Его звали Пьеро. Среднего роста, обычного телосложения, с невыразительным лицом. Лет тридцати пяти, может, чуть старше. Если бы не прическа, он выглядел бы совсем уж неприметным. Он носил длинные, выкрашенные в белый цвет волосы, собранные в хвост идиотской розовой резинкой. От его туго набитой черной барсетки из натуральной кожи неуловимо веяло жуткой пошлостью.
Предполагалось, что Пьеро пойдет со мной к адвокату — он знал его домашний адрес — и поможет мне убедить Джино выплатить долг. Быстро и без лишних разговоров.
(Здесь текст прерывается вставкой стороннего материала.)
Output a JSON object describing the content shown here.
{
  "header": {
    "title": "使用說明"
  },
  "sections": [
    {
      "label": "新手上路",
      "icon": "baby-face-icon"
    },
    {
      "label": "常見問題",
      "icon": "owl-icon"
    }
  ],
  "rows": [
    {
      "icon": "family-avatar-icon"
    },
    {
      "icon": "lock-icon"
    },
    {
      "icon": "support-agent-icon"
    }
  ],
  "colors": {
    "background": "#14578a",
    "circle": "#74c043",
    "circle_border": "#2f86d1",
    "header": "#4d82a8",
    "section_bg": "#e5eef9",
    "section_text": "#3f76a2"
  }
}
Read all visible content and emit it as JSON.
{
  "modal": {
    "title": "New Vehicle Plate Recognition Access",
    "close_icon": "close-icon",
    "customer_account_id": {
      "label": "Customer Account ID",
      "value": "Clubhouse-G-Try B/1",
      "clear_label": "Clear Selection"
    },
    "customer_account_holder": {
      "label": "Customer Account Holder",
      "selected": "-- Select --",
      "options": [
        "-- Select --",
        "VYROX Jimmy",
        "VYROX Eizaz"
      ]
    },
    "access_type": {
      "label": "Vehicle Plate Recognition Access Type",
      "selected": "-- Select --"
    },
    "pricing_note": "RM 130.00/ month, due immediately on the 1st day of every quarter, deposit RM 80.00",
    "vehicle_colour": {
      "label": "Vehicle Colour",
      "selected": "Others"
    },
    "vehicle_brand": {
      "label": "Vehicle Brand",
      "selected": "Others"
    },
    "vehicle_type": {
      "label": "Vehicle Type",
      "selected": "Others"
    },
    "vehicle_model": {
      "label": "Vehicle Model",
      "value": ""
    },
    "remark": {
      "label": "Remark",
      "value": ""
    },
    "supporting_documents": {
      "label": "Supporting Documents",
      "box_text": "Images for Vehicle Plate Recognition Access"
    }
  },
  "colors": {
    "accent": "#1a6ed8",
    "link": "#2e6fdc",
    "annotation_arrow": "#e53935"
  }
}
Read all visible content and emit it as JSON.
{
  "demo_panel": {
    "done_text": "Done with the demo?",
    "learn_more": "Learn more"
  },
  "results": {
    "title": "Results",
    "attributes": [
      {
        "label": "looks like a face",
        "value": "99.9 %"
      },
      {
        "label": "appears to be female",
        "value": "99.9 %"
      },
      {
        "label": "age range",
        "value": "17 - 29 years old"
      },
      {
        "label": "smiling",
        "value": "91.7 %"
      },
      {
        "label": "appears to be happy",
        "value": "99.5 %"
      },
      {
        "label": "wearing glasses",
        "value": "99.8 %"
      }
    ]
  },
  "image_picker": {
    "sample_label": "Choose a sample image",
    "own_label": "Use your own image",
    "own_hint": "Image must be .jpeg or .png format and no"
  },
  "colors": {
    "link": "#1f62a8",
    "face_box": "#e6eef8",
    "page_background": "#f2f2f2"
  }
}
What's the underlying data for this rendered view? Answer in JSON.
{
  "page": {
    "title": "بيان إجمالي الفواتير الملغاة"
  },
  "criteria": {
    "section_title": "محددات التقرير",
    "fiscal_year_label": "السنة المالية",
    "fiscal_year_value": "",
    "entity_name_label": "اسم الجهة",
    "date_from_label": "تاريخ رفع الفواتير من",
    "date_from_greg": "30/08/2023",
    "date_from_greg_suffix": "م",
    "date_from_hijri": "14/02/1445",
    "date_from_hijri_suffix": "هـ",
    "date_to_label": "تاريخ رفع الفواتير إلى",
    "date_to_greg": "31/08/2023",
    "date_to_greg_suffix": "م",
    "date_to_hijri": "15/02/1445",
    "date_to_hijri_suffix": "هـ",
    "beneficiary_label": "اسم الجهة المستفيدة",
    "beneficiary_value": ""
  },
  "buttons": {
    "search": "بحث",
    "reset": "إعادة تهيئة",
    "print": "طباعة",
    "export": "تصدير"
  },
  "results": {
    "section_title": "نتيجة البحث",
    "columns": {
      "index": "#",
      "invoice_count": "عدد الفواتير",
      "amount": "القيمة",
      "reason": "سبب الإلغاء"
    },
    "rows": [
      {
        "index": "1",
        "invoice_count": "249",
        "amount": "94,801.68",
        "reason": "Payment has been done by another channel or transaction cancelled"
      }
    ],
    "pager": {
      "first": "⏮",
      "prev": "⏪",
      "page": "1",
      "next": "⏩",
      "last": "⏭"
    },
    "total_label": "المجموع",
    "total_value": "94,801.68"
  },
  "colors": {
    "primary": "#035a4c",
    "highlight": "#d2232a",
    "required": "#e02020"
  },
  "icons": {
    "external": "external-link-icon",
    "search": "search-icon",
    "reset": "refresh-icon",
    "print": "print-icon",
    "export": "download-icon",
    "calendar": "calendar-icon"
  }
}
Перед уходом Франческо угостил нас аперитивом в «Почтовом кафе». Том самом, куда я обычно заходил после лекций, семинаров или экзаменов.
Пока я пил холодное просекко, жевал фисташки и предавался воспоминаниям о прошлой жизни, меня охватило чувство нереальности. Как будто все это происходит не со мной. В то же время мне стало казаться, будто никакой прошлой жизни у меня не было. Я словно болтался между двумя пустыми пространствами, ощущая это пронзительно и вместе с тем отупело.
Мы вышли из кафе, и Франческо — разумеется, он не мог пойти с нами — попрощался. Он пожал Пьеро руку и похлопал меня по плечу. Удовлетворенный.
Мы оказались неподалеку от здания суда. Квартал, убогий днем и опасный ночью. Пьеро указал мне на дверь в трехэтажном обшарпанном доме. На диалекте он сказал мне, что этот самый обитает здесь. Мы сели на капот припаркованной на другой стороне улицы машины и принялись ждать.
Пьеро работал фельдшером в городской больнице, но, по его словам, ходил на работу только когда хотел. То есть почти никогда. Коллега ставил за него печать в личном табеле, а главврач отделения закрывал на это глаза. Зато, если требовались особые услуги — найти украденную машину или что-нибудь еще в том же духе, — начальство обращалось к нему.
Он говорил бесцветным голосом на смеси итальянского и диалекта. И все время курил сигареты «Картье». Докурив сигарету до половины, начинал ломать ее большим и средним пальцами правой руки.
Адвокат Джино появился через полчаса. Он выглядел в точности как той ночью. Та же белая рубашка, те же старомодные брюки. Он курил на ходу.
Мы перешли дорогу и перехватили его у дверей.